After another week passed and all testing was done the 2.0 branch gets tagged as 2.0.0 and released, given no major problems arised. The 1.0 maintenance-branch will be abandoned and deleted eventually.

This way we can seperate urgent from non-urgent changes and have relatively pain-free and stable releases. What you do is pretty much the same but you branch from a tag which when you'r finished you tag again. Thats a bit much :). Branching from tags is also bad style. branch from branches.


stable branches for release & maintenance

branch policies

It helps the team if you write down the policy for each of your branch-types enabeling them to do more on their own without having a release-guy constantly sitting in their neck and luring over their commits ;)

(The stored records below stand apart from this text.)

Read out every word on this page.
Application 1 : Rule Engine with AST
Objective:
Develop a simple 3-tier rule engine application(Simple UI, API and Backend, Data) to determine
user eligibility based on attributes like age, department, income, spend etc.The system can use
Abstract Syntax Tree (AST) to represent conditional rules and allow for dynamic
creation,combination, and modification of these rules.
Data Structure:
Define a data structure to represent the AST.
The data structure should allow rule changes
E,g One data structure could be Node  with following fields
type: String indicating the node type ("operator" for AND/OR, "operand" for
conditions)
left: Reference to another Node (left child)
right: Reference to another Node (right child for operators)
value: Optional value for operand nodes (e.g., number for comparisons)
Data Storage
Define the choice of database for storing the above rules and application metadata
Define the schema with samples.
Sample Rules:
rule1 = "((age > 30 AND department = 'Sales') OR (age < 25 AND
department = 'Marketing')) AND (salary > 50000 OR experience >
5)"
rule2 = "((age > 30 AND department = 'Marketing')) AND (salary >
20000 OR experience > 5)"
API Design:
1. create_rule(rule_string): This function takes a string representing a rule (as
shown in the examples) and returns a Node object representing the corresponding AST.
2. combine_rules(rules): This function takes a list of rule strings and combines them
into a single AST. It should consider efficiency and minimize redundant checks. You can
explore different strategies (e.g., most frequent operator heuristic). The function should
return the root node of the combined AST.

Our policies could be described this way:

  • trunk:

    • no commits with syntax errors
    • receives merges from maintenance
    • no direct releases from this branch
  • branches/X.X-stable

    • may receive urgent fixes only
    • should be "release-ready" at all times
    • developer MUST merge down his commit from here to any younger stable branch
    • If no younger stable branch is available merge to trunk
  • tags/*

    • No commits here
    • used for deploy

Merging becomes also less of a mind-training once you try to merge into one "direction" only. (You might want to google for the tofu scale but thats getting a bit OT now ). See that merges are done continuously by developers and not release managers to limit the bottleneck. While one release is live and actively maintained receiving hotfixes, we allready start to prepare the next, isolating it from possibly unstable changes in the trunk and giving it time to "ripe".

You might have different requirements for the duration of code-incubation and testing or length of release iterations of course. Adapt :)

Christoph Strasen
This is exactly what I was looking for, and the suggestion to Google "tofu scale" has yielded an even greater wealth of information. Thanks!